それでもマイナスイメージの拡散を恐れる企業や組織は過剰に反応する。NHKは3月、開設を予定していた「徴収」をもじった「受信料長州力」なる特設サイトを、「バカにしている」などと非難され、予告からわずか4日で中止。不動産会社の「センチュリー21」は1月、加盟店の社員が有名人の来店をツイートして炎上したことで謝罪したものの、「公式謝罪は、(来店が)本当だと証明したようなもの」と指摘され、さらに事態は火だるまに。

 リアルな社会でも、暴言は後を絶たない。

 おおさか維新の会の足立康史議員(50)は7日の衆院総務委員会で、民進党の安全保障関連法の対応をめぐり、「こんな政党は国会の恥だ。あほ、ばか、どうしようもない政党」などと連発。滋賀県の吉田清一県議(68・自民会派)が甲子園に出場する滋賀学園の選手らに対し、学校の送迎バスの止め方を非難して、「おまえらなんか1回戦負けしろ!」と罵ったのも、記憶に新しい。

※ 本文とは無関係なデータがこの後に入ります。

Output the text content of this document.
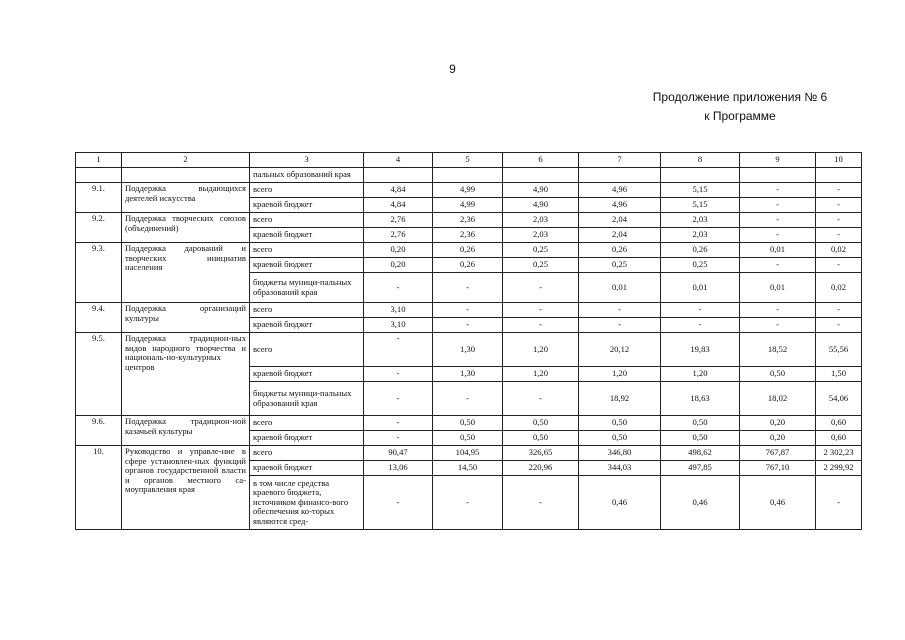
9
Продолжение приложения № 6
к Программе
1	2	3	4	5	6	7	8	9	10
		пальных образований края							
9.1.	Поддержка выдающихся деятелей искусства	всего	4,84	4,99	4,90	4,96	5,15	-	-
		краевой бюджет	4,84	4,99	4,90	4,96	5,15	-	-
9.2.	Поддержка творческих союзов (объединений)	всего	2,76	2,36	2,03	2,04	2,03	-	-
		краевой бюджет	2,76	2,36	2,03	2,04	2,03	-	-
9.3.	Поддержка дарований и творческих инициатив населения	всего	0,20	0,26	0,25	0,26	0,26	0,01	0,02
		краевой бюджет	0,20	0,26	0,25	0,25	0,25	-	-
		бюджеты муници-пальных образований края	-	-	-	0,01	0,01	0,01	0,02
9.4.	Поддержка организаций культуры	всего	3,10	-	-	-	-	-	-
		краевой бюджет	3,10	-	-	-	-	-	-
9.5.	Поддержка традицион-ных видов народного творчества и националь-но-культурных центров	всего	-	1,30	1,20	20,12	19,83	18,52	55,56
		краевой бюджет	-	1,30	1,20	1,20	1,20	0,50	1,50
		бюджеты муници-пальных образований края	-	-	-	18,92	18,63	18,02	54,06
9.6.	Поддержка традицион-ной казачьей культуры	всего	-	0,50	0,50	0,50	0,50	0,20	0,60
		краевой бюджет	-	0,50	0,50	0,50	0,50	0,20	0,60
10.	Руководство и управле-ние в сфере установлен-ных функций органов государственной власти и органов местного са-моуправления края	всего	90,47	104,95	326,65	346,80	498,62	767,87	2 302,23
		краевой бюджет	13,06	14,50	220,96	344,03	497,85	767,10	2 299,92
		в том числе средства краевого бюджета, источником финансо-вого обеспечения ко-торых являются сред-	-	-	-	0,46	0,46	0,46	-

 こうした状況について、メディアコンサルタントの境治さんは、「バランス感覚のない人が増えている。一つの組織内にとどまって、閉鎖的なコミュニティーの中で過ごしている人ほど、そうした感覚が弱くなる」と分析する。「相手の気持ちを想像して意見を発するという大前提を忘れてしまうのでしょう」

 なぜここまで、ネットもリアルも、イライラを募らせ、相手を容赦なく追いつめる空気が蔓延するのか。福島瑞穂参院議員と『「意地悪」化する日本』を著した思想家の内田樹さんは、「他人が何かを失うことが自分の得点にカウントされるという発想が、意地悪化の根底にある」と話す。